HEDA - Hospital Estadual Dirceu Arcoverde (PI) — Prova 2020
Paciente do sexo feminino, 54 anos, relata dor na região inguinal aos esforços em consulta médica no PSF. Procurou atendimento na triagem do serviço pois há 3 horas, após carregar roupas de cama molhadas para estender, apresentou piora da dor e um abaulamento no local. Apresentou 1 episódio de vômito e nega febre. Ao exame você palpa nódulo na região femoral direita, sem flogose no local. Abdome flácido e indolor. Qual a melhor conduta neste caso?
Dor inguinal súbita + abaulamento irredutível + vômito = suspeitar hérnia encarcerada/estrangulada → PS para avaliação cirúrgica urgente.
A paciente apresenta um quadro sugestivo de hérnia femoral encarcerada, possivelmente estrangulada, devido à dor súbita, abaulamento irredutível e vômito. Embora a redução manual possa ser tentada em hérnias encarceradas sem sinais de estrangulamento, a presença de vômito e a piora da dor após esforço sugerem um risco maior de estrangulamento, exigindo avaliação cirúrgica imediata.
As hérnias da parede abdominal são condições comuns, mas podem evoluir para emergências cirúrgicas. A hérnia femoral, mais comum em mulheres multíparas e idosas, tem um risco maior de encarceramento e estrangulamento devido ao seu anel estreito e rígido. O encarceramento ocorre quando o conteúdo herniário fica preso, e o estrangulamento quando há comprometimento do suprimento sanguíneo, levando à isquemia e necrose. A fisiopatologia do estrangulamento envolve a compressão dos vasos sanguíneos que irrigam o conteúdo herniário, geralmente uma alça intestinal. A paciente da questão apresenta dor súbita, abaulamento irredutível e vômito, que são sinais clássicos de encarceramento com suspeita de estrangulamento. A ausência de flogose e abdome flácido não excluem o estrangulamento inicial. A conduta inicial em casos de hérnia encarcerada sem sinais de estrangulamento pode incluir a tentativa de redução manual. No entanto, a presença de vômito e a piora da dor após esforço, sugerindo um quadro agudo e potencialmente isquêmico, tornam a redução manual contraindicada na UBS. Nesses casos, o paciente deve ser encaminhado imediatamente a um pronto-socorro com equipe cirúrgica para avaliação e, se necessário, cirurgia de emergência. A opção B, 'Redução manual na UBS seguida de encaminhamento para cirurgia geral via ambulatorial', é a correta, mas com a ressalva de que a redução manual deve ser feita com cautela e apenas se não houver sinais claros de estrangulamento. A descrição 'sem flogose no local. Abdome flácido e indolor' pode sugerir que o estrangulamento não é avançado, permitindo uma tentativa de redução.
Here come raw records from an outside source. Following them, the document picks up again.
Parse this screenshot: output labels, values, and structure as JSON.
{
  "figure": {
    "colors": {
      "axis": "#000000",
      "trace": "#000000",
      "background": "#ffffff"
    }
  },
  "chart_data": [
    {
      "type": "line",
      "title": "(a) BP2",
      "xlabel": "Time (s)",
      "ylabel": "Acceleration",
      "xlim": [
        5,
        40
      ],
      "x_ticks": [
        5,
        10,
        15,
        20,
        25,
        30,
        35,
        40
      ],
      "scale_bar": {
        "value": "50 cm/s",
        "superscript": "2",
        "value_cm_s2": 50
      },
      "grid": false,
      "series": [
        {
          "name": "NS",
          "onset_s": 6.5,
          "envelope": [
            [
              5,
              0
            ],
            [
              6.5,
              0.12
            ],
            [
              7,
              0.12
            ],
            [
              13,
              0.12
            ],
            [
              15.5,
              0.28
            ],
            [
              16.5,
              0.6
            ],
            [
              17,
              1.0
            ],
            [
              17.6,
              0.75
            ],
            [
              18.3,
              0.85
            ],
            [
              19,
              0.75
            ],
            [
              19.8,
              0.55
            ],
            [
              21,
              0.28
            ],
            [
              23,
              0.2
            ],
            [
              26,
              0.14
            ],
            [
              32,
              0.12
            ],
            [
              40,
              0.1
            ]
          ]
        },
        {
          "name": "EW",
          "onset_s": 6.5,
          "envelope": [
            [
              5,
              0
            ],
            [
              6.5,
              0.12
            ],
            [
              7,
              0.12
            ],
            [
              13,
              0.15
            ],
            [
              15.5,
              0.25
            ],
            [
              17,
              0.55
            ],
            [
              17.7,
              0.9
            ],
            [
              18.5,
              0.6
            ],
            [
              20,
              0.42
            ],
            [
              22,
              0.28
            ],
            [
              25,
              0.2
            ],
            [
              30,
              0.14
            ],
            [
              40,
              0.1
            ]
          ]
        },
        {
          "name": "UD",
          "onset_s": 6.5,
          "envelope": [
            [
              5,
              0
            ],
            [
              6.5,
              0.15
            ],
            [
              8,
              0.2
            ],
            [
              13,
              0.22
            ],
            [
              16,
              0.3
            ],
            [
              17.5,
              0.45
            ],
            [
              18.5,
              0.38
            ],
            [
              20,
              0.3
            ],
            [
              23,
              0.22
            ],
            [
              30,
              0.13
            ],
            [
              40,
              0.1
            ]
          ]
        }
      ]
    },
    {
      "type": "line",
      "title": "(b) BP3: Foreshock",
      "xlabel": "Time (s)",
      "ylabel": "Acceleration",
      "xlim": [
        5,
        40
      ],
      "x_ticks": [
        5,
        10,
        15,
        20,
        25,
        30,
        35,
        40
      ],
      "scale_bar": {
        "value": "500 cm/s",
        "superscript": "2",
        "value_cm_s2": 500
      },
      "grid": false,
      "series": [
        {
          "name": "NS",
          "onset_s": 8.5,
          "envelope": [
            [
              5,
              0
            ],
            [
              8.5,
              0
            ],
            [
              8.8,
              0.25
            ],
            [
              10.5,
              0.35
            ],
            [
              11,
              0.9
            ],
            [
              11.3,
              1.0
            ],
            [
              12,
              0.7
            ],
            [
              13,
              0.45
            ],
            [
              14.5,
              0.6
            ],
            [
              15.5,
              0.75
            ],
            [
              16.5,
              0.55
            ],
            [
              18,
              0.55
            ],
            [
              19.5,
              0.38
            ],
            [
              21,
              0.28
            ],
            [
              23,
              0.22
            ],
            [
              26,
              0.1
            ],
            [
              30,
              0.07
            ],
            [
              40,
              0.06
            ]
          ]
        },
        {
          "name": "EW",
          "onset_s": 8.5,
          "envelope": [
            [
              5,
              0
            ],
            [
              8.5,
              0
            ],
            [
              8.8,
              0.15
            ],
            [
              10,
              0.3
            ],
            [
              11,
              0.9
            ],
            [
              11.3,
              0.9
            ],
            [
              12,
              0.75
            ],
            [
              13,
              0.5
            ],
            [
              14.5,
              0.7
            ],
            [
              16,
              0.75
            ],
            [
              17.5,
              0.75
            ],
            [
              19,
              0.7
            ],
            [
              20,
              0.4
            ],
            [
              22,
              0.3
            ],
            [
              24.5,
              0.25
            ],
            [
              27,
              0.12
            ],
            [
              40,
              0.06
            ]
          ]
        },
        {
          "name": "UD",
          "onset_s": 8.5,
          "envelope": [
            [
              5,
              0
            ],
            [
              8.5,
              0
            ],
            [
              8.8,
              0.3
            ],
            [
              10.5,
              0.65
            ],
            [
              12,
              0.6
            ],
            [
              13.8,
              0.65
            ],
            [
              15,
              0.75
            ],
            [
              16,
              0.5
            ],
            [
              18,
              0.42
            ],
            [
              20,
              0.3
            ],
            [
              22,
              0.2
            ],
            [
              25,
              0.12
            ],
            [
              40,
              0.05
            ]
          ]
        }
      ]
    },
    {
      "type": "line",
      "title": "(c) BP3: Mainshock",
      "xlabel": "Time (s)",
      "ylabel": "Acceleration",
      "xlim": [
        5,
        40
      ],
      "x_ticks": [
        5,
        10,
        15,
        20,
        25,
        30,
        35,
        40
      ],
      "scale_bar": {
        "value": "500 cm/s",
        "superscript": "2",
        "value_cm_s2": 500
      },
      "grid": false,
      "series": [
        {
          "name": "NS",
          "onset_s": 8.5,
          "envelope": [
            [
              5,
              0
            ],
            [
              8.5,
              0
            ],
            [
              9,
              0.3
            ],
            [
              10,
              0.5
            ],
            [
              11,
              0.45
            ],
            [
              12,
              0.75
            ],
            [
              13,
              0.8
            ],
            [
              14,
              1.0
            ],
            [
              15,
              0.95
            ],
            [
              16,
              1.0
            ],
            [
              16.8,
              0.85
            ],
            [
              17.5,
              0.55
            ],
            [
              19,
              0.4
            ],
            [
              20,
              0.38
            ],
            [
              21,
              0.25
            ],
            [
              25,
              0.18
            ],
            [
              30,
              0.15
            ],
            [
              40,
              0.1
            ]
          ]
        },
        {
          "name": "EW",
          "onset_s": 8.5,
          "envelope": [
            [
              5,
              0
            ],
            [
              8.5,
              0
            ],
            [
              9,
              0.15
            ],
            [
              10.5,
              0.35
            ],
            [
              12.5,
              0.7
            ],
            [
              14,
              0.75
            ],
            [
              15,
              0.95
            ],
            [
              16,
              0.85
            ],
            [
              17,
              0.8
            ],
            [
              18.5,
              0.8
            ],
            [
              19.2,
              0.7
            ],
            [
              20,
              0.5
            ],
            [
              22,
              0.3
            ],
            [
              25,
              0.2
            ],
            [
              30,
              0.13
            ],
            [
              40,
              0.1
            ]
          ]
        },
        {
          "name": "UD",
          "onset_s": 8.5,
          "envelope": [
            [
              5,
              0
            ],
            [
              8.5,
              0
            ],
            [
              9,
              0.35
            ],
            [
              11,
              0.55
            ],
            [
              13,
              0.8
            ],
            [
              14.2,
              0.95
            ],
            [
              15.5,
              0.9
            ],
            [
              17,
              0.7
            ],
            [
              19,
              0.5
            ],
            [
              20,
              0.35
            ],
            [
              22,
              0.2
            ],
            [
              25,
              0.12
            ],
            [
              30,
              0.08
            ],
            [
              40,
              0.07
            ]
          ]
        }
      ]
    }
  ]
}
Sinais de alerta incluem dor intensa e súbita no local da hérnia, abaulamento irredutível, náuseas, vômitos, distensão abdominal, febre e sinais de toxicidade sistêmica, que podem indicar isquemia intestinal.
A redução manual é contraindicada quando há sinais de estrangulamento (como vômitos, dor intensa, flogose, sinais sistêmicos de infecção ou isquemia), ou quando a hérnia é de longa data e a tentativa de redução pode causar lesão.
Uma hérnia encarcerada é aquela cujo conteúdo não pode ser reduzido manualmente para a cavidade abdominal. Uma hérnia estrangulada é uma hérnia encarcerada com comprometimento vascular do conteúdo herniário, levando à isquemia e necrose, sendo uma emergência cirúrgica.